Melt Detection

Strategies to improve the recycling of polymer-based packaging are the substitution of conventional multilayer films by mono-polyolefin films and an increased fraction of recycled material in packaging films. However, these films show a significantly smaller sealing range and changed processing properties during sealing. To secure the packaging’s quality despite higher requirements, increases the necessity for a close coordination between material, process and machine parameters.

The formation of a polymer melt to join the films along the sealed seam is crucial for the production of high quality sealed seams. Therefore, the film’s thermoplastic sealing layer must reach a molten state. This correlation is described by viscosity. Furthermore, the melt’s viscosity influences the structure and orientation of the molecule chains in the seam area and hence the seam quality. However, there is currently no detection possibility of the sealing layer’s viscosity during the sealing process.

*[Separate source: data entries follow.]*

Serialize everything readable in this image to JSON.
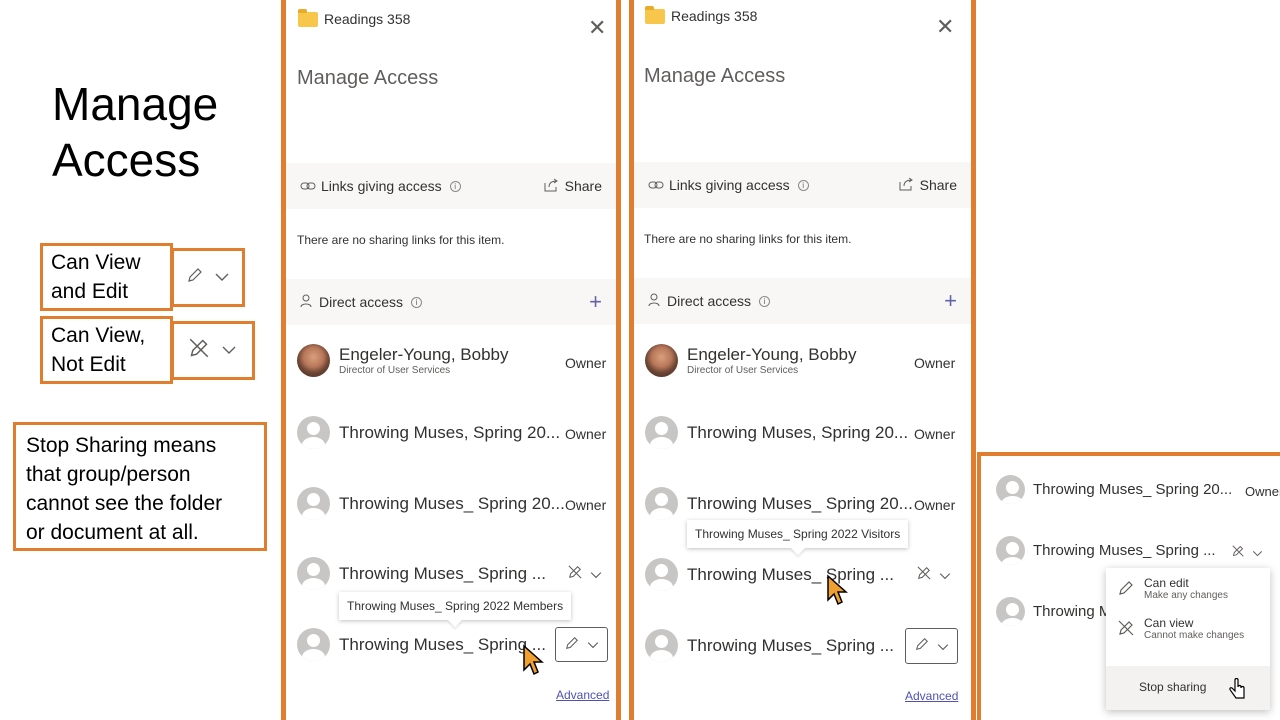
{
  "slide": {
    "title": "Manage\nAccess",
    "can_view_edit": "Can View\nand Edit",
    "can_view_not_edit": "Can View,\nNot Edit",
    "stop_sharing_note": "Stop Sharing means\nthat group/person\ncannot see the folder\nor document at all."
  },
  "panel1": {
    "folder": "Readings 358",
    "title": "Manage Access",
    "links_heading": "Links giving access",
    "share_label": "Share",
    "no_links": "There are no sharing links for this item.",
    "direct_heading": "Direct access",
    "people": [
      {
        "name": "Engeler-Young, Bobby",
        "subtitle": "Director of User Services",
        "role": "Owner"
      },
      {
        "name": "Throwing Muses, Spring 20...",
        "role": "Owner"
      },
      {
        "name": "Throwing Muses_ Spring 20...",
        "role": "Owner"
      },
      {
        "name": "Throwing Muses_ Spring ..."
      },
      {
        "name": "Throwing Muses_ Spring ..."
      }
    ],
    "tooltip": "Throwing Muses_ Spring 2022 Members",
    "advanced": "Advanced"
  },
  "panel2": {
    "folder": "Readings 358",
    "title": "Manage Access",
    "links_heading": "Links giving access",
    "share_label": "Share",
    "no_links": "There are no sharing links for this item.",
    "direct_heading": "Direct access",
    "people": [
      {
        "name": "Engeler-Young, Bobby",
        "subtitle": "Director of User Services",
        "role": "Owner"
      },
      {
        "name": "Throwing Muses, Spring 20...",
        "role": "Owner"
      },
      {
        "name": "Throwing Muses_ Spring 20...",
        "role": "Owner"
      },
      {
        "name": "Throwing Muses_ Spring ..."
      },
      {
        "name": "Throwing Muses_ Spring ..."
      }
    ],
    "tooltip": "Throwing Muses_ Spring 2022 Visitors",
    "advanced": "Advanced"
  },
  "panel3": {
    "people": [
      {
        "name": "Throwing Muses_ Spring 20...",
        "role": "Owner"
      },
      {
        "name": "Throwing Muses_ Spring ..."
      },
      {
        "name": "Throwing M"
      }
    ],
    "menu": {
      "edit_title": "Can edit",
      "edit_sub": "Make any changes",
      "view_title": "Can view",
      "view_sub": "Cannot make changes",
      "stop": "Stop sharing"
    }
  },
  "colors": {
    "accent_border": "#e07d2e",
    "link": "#4f52b2",
    "share_icon": "#6264a7"
  },
  "icons": [
    "folder-icon",
    "close-icon",
    "link-icon",
    "share-icon",
    "info-icon",
    "person-icon",
    "plus-icon",
    "pencil-icon",
    "no-edit-icon",
    "chevron-down-icon",
    "mouse-cursor-icon",
    "hand-cursor-icon"
  ]
}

The Fraunhofer IVV’s approach is to monitor the polymer melt’s viscosity during sealing by ultrasonic sensors. The sensor’s acoustic measurement signal enables the detection of the melt viscosity due to a change in velocity of sound depending on the material density.

To provide a proof of concept, this IVLV project’s scope is the development of a sealing tool to measure the sealing layer’s viscosity by ultrasonic sensors. For this, an experimental set up is realized to integrate the sensors in the heat-sealing process and thus different measurement methods are compared. The approach’s potential to detect the formation of melt during the sealing process is estimated by the anal-ysis of the senor data and the derivation of first correlations to material data measured in the lab. Furthermore, possible application fields are identified.

By capturing the melt viscosity as a measured variable, conclusions will be enabled about the seam quality during the process, taking also into account the material properties to increase the process stability and hence the product safety by an adaptive adjustment of sealing parameters in the future.